I bought this billet one off of ebay. It is very nice. Some people make thier own for cheap but I dont mind paying a little money for something that looks good and all I have to do is bolt it on rather than run around Lowes or Home Depo finding parts.
GM PONTIAC GTO LS2 BILLET OIL CATCH CAN SEPERATOR TANK on eBay!
ltyp=AllFixedPriceItemTypes&var=sbar&rvr_id=179122952294&crlp=1_263602_304662&UA=WVI7&GUID=b1f8671112c0a06c1b737493fed8530e&itemid=110563808871&ff4=263602_304662

You can check out my recent post and you can see why a catch can is a worthwhile investment. http://www.gtoforum.com/f38/oily-intake-ports-30278/


----------



## 87GN06GTO07IRL (Aug 10, 2009)

You can save money and have a nipple welded to your exhaust and attach it there. You'll never need to worry about oil in the intake again.


----------



## motoristx (Apr 27, 2010)

RJ, thats the one i got! i noticed it can vibrate loose on mine... and the "can" isn't very big... however, mine also had some oil issues and would spit up more oil then you guys should see.

i put a small valve on the bottom of it where that plug is, and some tubing to drain it. it seems to work very well and i can drain every 1k miles hot or cold...


----------



## motoristx (Apr 27, 2010)

06gtoin216 said:


> You can save money and have a nipple welded to your exhaust and attach it there. You'll never need to worry about oil in the intake again.


:confused 

you vent the crank case to the exhaust? i'm not understanding the way this would be set up


----------



## RJ_05GTO (Jul 6, 2008)

motoristx said:


> RJ, thats the one i got! i noticed it can vibrate loose on mine... and the "can" isn't very big... however, mine also had some oil issues and would spit up more oil then you guys should see.
> 
> i put a small valve on the bottom of it where that plug is, and some tubing to drain it. it seems to work very well and i can drain every 1k miles hot or cold...

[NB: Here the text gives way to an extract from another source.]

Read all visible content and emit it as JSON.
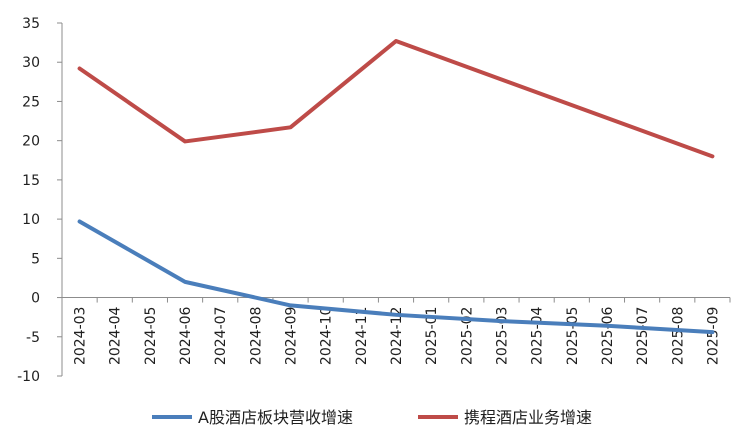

I havnt noticed any issues with mine yet. Mounting a valve on it is a good idea. I plan on dumping the can out every oil change if i dont check it out of curiosity before then.


----------



## 87GN06GTO07IRL (Aug 10, 2009)

motoristx said:


> :confused
> 
> you vent the crank case to the exhaust? i'm not understanding the way this would be set up


Ok. Drill a hole in mid pipe, weld a nipple to the mid pipe, run a longer hose to the nipple, clamp the hose on, plug the opening on your intake and that's it. It uses vacuum from the exhaust instead of the intake. No sense in sucking oil into the engine. Catch cans help but don't get it all. Only way to solve that is to use another vacuum source. The exhaust works great.


----------



## roy (Jun 1, 2010)

*Catch can choices*

So, before i contact these guys, you who have bought/installed this catch can all agree its a good piece for the $$$?
Any others i should consider, i guess for its simple function, one;s as good as another,eh
Thanks


----------



## GM4life (Mar 18, 2007)

roy said:


> So, before i contact these guys, you who have bought/installed this catch can all agree its a good piece for the $$$?
> Any others i should consider, i guess for its simple function, one;s as good as another,eh
> Thanks


Yes, its worth it I got more than enough and it was a nite and day differance. I would also consider a breather.


----------



## roy (Jun 1, 2010)

*install procedure*

GM - A breather? in line or on valve cover?
I will have to go back & look at old posts, as i know you or someone posted the catch can install procedure


----------



## GM4life (Mar 18, 2007)

Valve cover.


----------